A Four-Hierarchy method for the design of organic Rankine cycle (ORC) power plants

Abstract

In this paper, a practical and general-adapted optimization and decision-making method is proposed for thermal systems designed for a wide range of energy field regarding organic Rankine cycle and thermodynamic cycles. This method is composed of four progressive hierarchies including modelling, optimization, scheme comparison and decision-making. To demonstrate the Four-Hierarchy method, performance of a basic trans-critical ORC and a recuperative trans-critical ORC are analyzed and compared. The NSGA-II algorithm is adopted to obtain the Pareto optimal frontier. Four decision-making methods which are Shannon Entropy, modified LINMAP, TOPSIS and TLFDM are applied for evaluating the Pareto set points. Furthermore, the final Pareto-optimal solution is determined by the root-mean-square difference, correlation coefficient and standard deviation in the Taylor diagram.

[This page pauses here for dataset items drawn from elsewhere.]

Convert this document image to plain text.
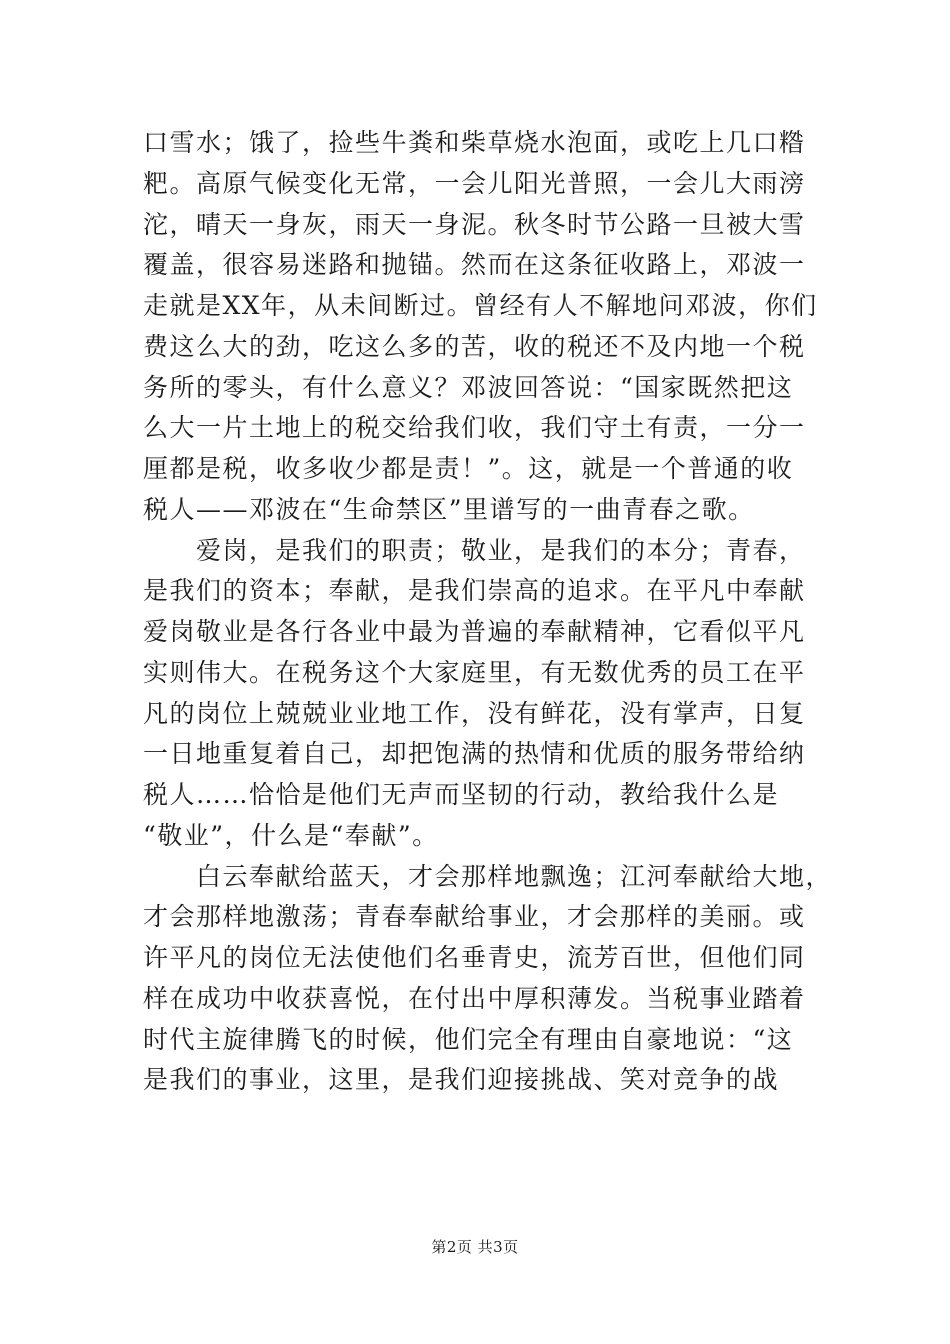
口雪水；饿了，捡些牛粪和柴草烧水泡面，或吃上几口糌
粑。高原气候变化无常，一会儿阳光普照，一会儿大雨滂
沱，晴天一身灰，雨天一身泥。秋冬时节公路一旦被大雪
覆盖，很容易迷路和抛锚。然而在这条征收路上，邓波一
走就是XX年，从未间断过。曾经有人不解地问邓波，你们
费这么大的劲，吃这么多的苦，收的税还不及内地一个税
务所的零头，有什么意义？邓波回答说：“国家既然把这
么大一片土地上的税交给我们收，我们守土有责，一分一
厘都是税，收多收少都是责！”。这，就是一个普通的收
税人——邓波在“生命禁区”里谱写的一曲青春之歌。
　　爱岗，是我们的职责；敬业，是我们的本分；青春，
是我们的资本；奉献，是我们崇高的追求。在平凡中奉献
爱岗敬业是各行各业中最为普遍的奉献精神，它看似平凡
实则伟大。在税务这个大家庭里，有无数优秀的员工在平
凡的岗位上兢兢业业地工作，没有鲜花，没有掌声，日复
一日地重复着自己，却把饱满的热情和优质的服务带给纳
税人……恰恰是他们无声而坚韧的行动，教给我什么是
“敬业”，什么是“奉献”。
　　白云奉献给蓝天，才会那样地飘逸；江河奉献给大地，
才会那样地激荡；青春奉献给事业，才会那样的美丽。或
许平凡的岗位无法使他们名垂青史，流芳百世，但他们同
样在成功中收获喜悦，在付出中厚积薄发。当税事业踏着
时代主旋律腾飞的时候，他们完全有理由自豪地说：“这
是我们的事业，这里，是我们迎接挑战、笑对竞争的战
第2页 共3页
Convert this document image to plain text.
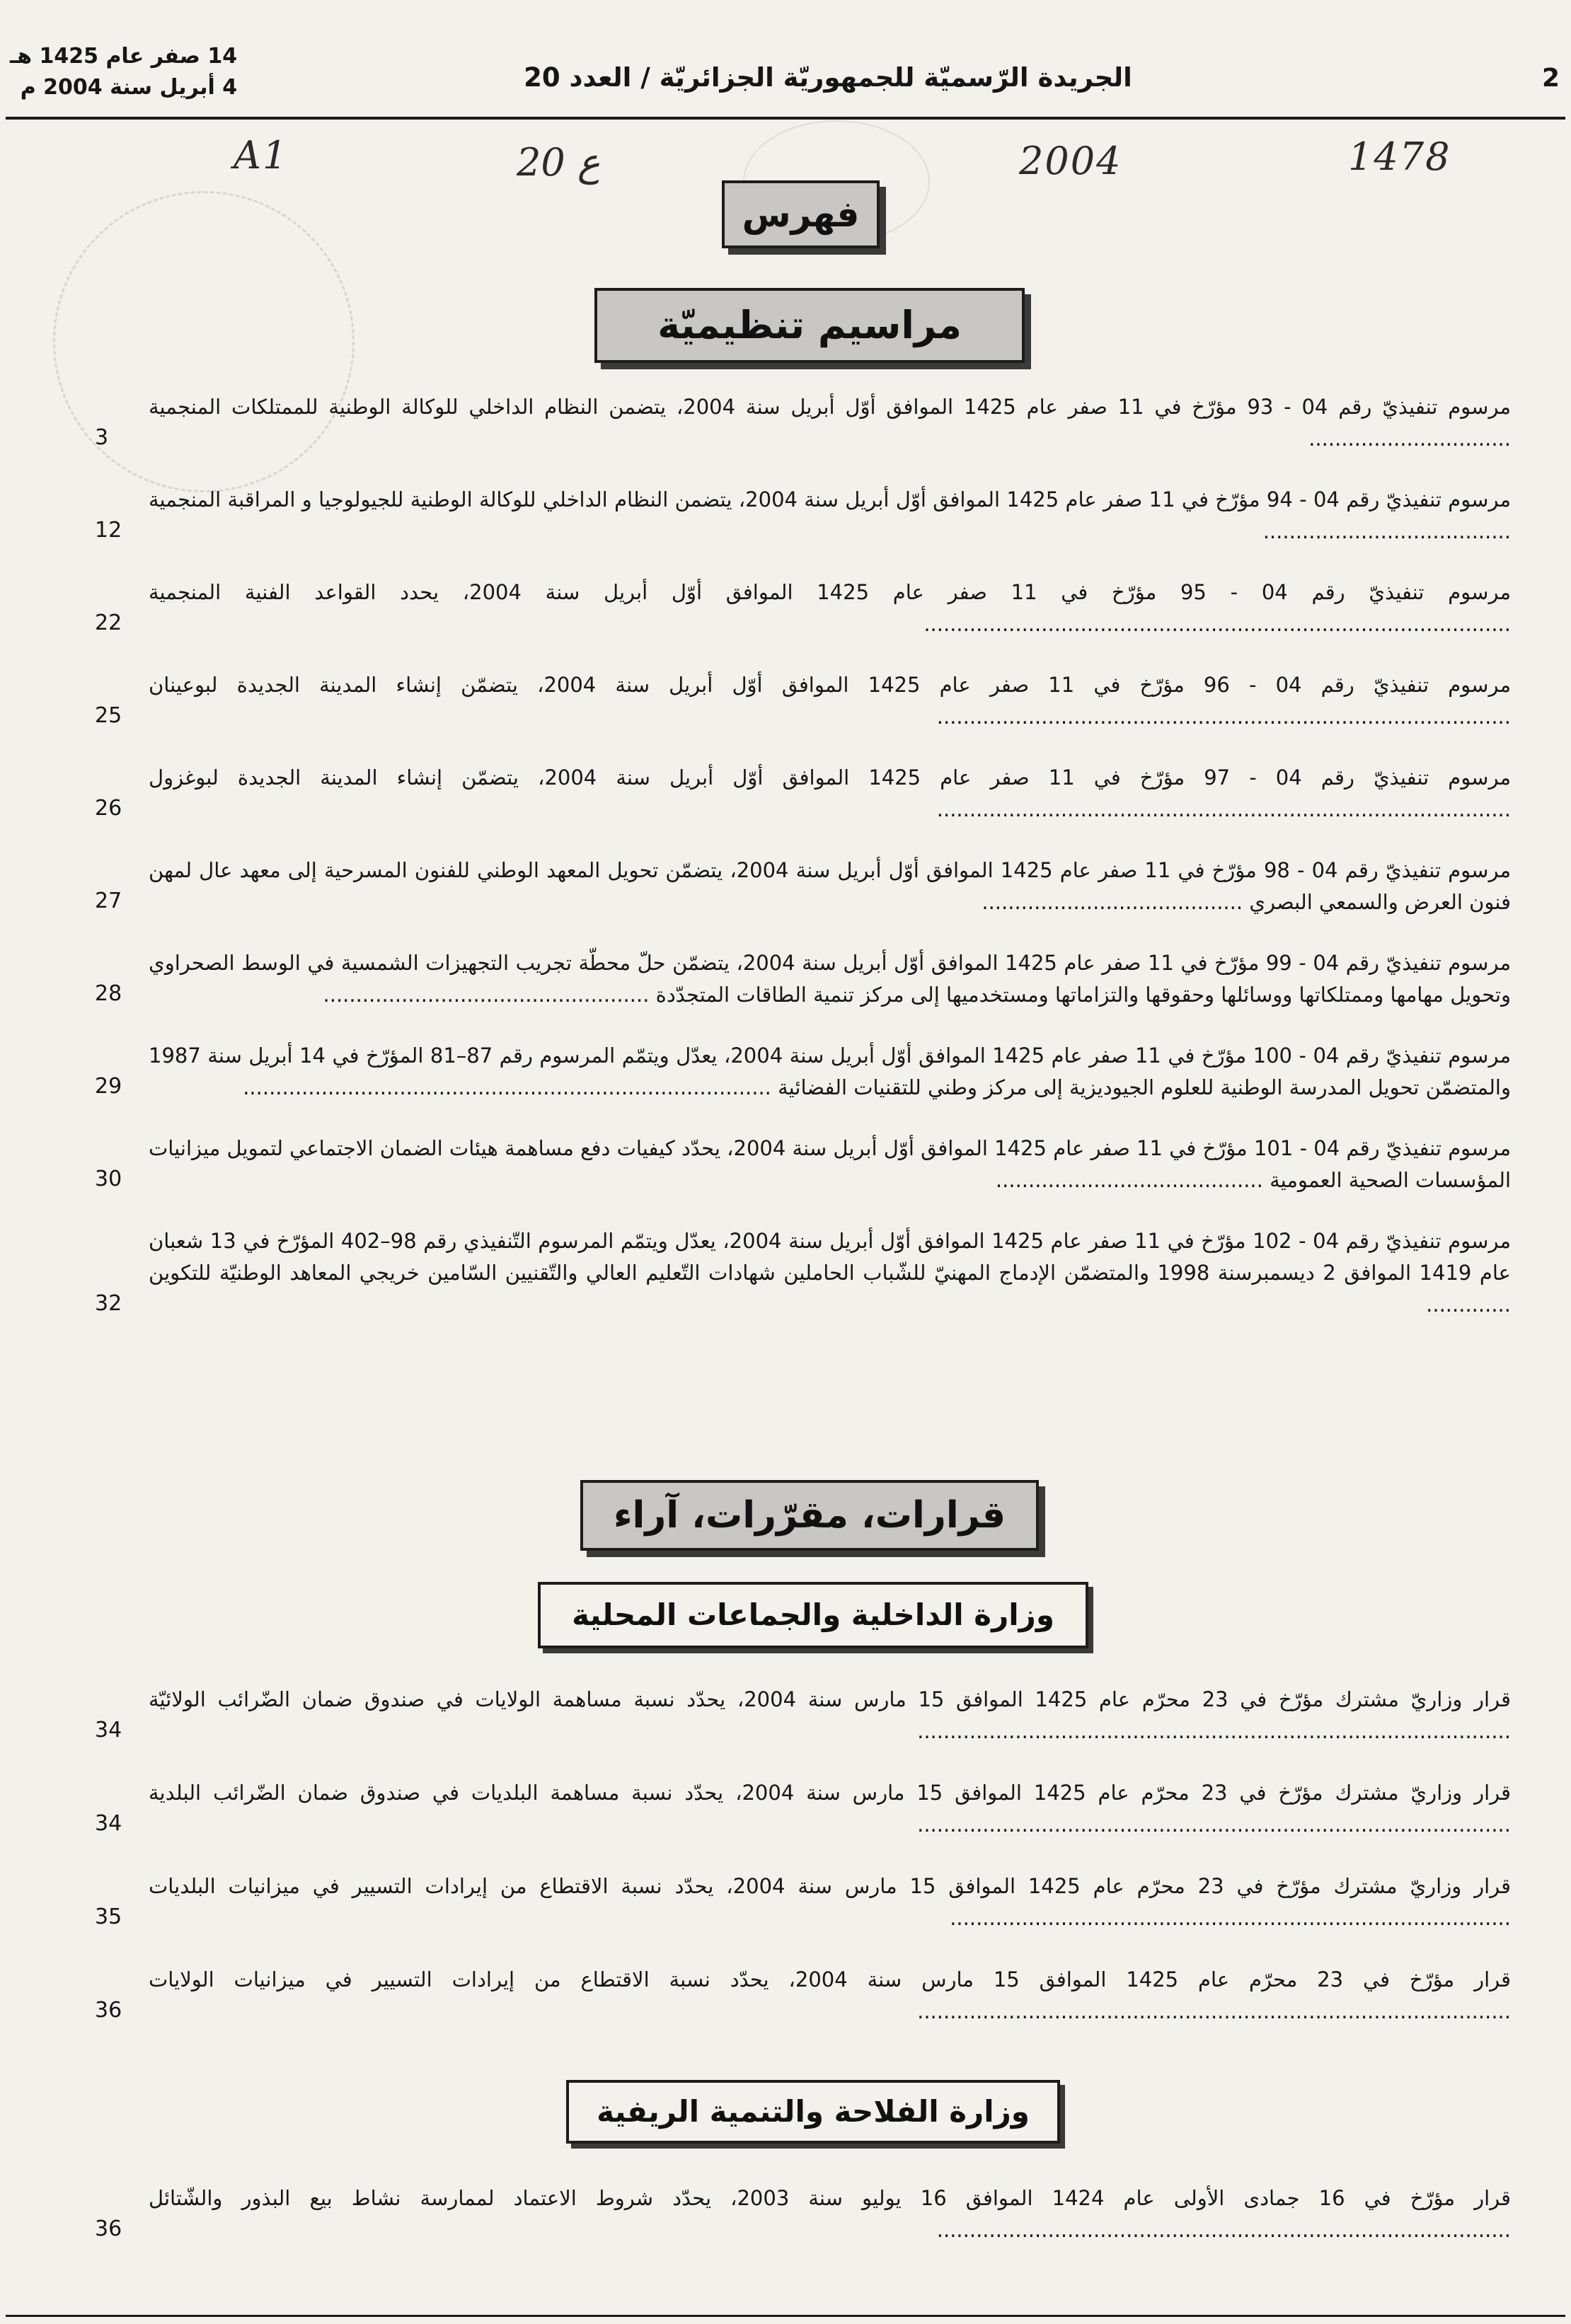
14 صفر عام 1425 هـ
4 أبريل سنة 2004 م	الجريدة الرّسميّة للجمهوريّة الجزائريّة / العدد 20	2
A1	20 ع	2004	1478
فهرس
مراسيم تنظيميّة
مرسوم تنفيذيّ رقم 04 - 93 مؤرّخ في 11 صفر عام 1425 الموافق أوّل أبريل سنة 2004، يتضمن النظام الداخلي للوكالة الوطنية للممتلكات المنجمية ...............................
3
مرسوم تنفيذيّ رقم 04 - 94 مؤرّخ في 11 صفر عام 1425 الموافق أوّل أبريل سنة 2004، يتضمن النظام الداخلي للوكالة الوطنية للجيولوجيا و المراقبة المنجمية ......................................
12
مرسوم تنفيذيّ رقم 04 - 95 مؤرّخ في 11 صفر عام 1425 الموافق أوّل أبريل سنة 2004، يحدد القواعد الفنية المنجمية ..........................................................................................
22
مرسوم تنفيذيّ رقم 04 - 96 مؤرّخ في 11 صفر عام 1425 الموافق أوّل أبريل سنة 2004، يتضمّن إنشاء المدينة الجديدة لبوعينان ........................................................................................
25
مرسوم تنفيذيّ رقم 04 - 97 مؤرّخ في 11 صفر عام 1425 الموافق أوّل أبريل سنة 2004، يتضمّن إنشاء المدينة الجديدة لبوغزول ........................................................................................
26
مرسوم تنفيذيّ رقم 04 - 98 مؤرّخ في 11 صفر عام 1425 الموافق أوّل أبريل سنة 2004، يتضمّن تحويل المعهد الوطني للفنون المسرحية إلى معهد عال لمهن فنون العرض والسمعي البصري ........................................
27
مرسوم تنفيذيّ رقم 04 - 99 مؤرّخ في 11 صفر عام 1425 الموافق أوّل أبريل سنة 2004، يتضمّن حلّ محطّة تجريب التجهيزات الشمسية في الوسط الصحراوي وتحويل مهامها وممتلكاتها ووسائلها وحقوقها والتزاماتها ومستخدميها إلى مركز تنمية الطاقات المتجدّدة ..................................................
28
مرسوم تنفيذيّ رقم 04 - 100 مؤرّخ في 11 صفر عام 1425 الموافق أوّل أبريل سنة 2004، يعدّل ويتمّم المرسوم رقم 87–81 المؤرّخ في 14 أبريل سنة 1987 والمتضمّن تحويل المدرسة الوطنية للعلوم الجيوديزية إلى مركز وطني للتقنيات الفضائية .................................................................................
29
مرسوم تنفيذيّ رقم 04 - 101 مؤرّخ في 11 صفر عام 1425 الموافق أوّل أبريل سنة 2004، يحدّد كيفيات دفع مساهمة هيئات الضمان الاجتماعي لتمويل ميزانيات المؤسسات الصحية العمومية .........................................
30
مرسوم تنفيذيّ رقم 04 - 102 مؤرّخ في 11 صفر عام 1425 الموافق أوّل أبريل سنة 2004، يعدّل ويتمّم المرسوم التّنفيذي رقم 98–402 المؤرّخ في 13 شعبان عام 1419 الموافق 2 ديسمبرسنة 1998 والمتضمّن الإدماج المهنيّ للشّباب الحاملين شهادات التّعليم العالي والتّقنيين السّامين خريجي المعاهد الوطنيّة للتكوين .............
32
قرارات، مقرّرات، آراء
وزارة الداخلية والجماعات المحلية
قرار وزاريّ مشترك مؤرّخ في 23 محرّم عام 1425 الموافق 15 مارس سنة 2004، يحدّد نسبة مساهمة الولايات في صندوق ضمان الضّرائب الولائيّة ...........................................................................................
34
قرار وزاريّ مشترك مؤرّخ في 23 محرّم عام 1425 الموافق 15 مارس سنة 2004، يحدّد نسبة مساهمة البلديات في صندوق ضمان الضّرائب البلدية ...........................................................................................
34
قرار وزاريّ مشترك مؤرّخ في 23 محرّم عام 1425 الموافق 15 مارس سنة 2004، يحدّد نسبة الاقتطاع من إيرادات التسيير في ميزانيات البلديات ......................................................................................
35
قرار مؤرّخ في 23 محرّم عام 1425 الموافق 15 مارس سنة 2004، يحدّد نسبة الاقتطاع من إيرادات التسيير في ميزانيات الولايات ...........................................................................................
36
وزارة الفلاحة والتنمية الريفية
قرار مؤرّخ في 16 جمادى الأولى عام 1424 الموافق 16 يوليو سنة 2003، يحدّد شروط الاعتماد لممارسة نشاط بيع البذور والشّتائل ........................................................................................
36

The optimal results indicate that the final Pareto-optimal solution often appears at LINMAP and TLFDM points. In contrast with basic trans-critical ORC, the recuperative trans-critical ORC can always improve the system’s thermodynamic performance. But the techno-economics is only enhanced when the energy grade of heat source is sufficient. The most beneficial improvement is the average reduction of heat transfer area per net output power by more than 27.0% and 30.0% in the medium temperature and high temperature geothermal reservoirs, respectively. Based on the case study, the presented method has proved its application value, and has shown its promising applicability in a wide range of energy field regarding organic Rankine cycle and thermodynamic cycles for energy conversion.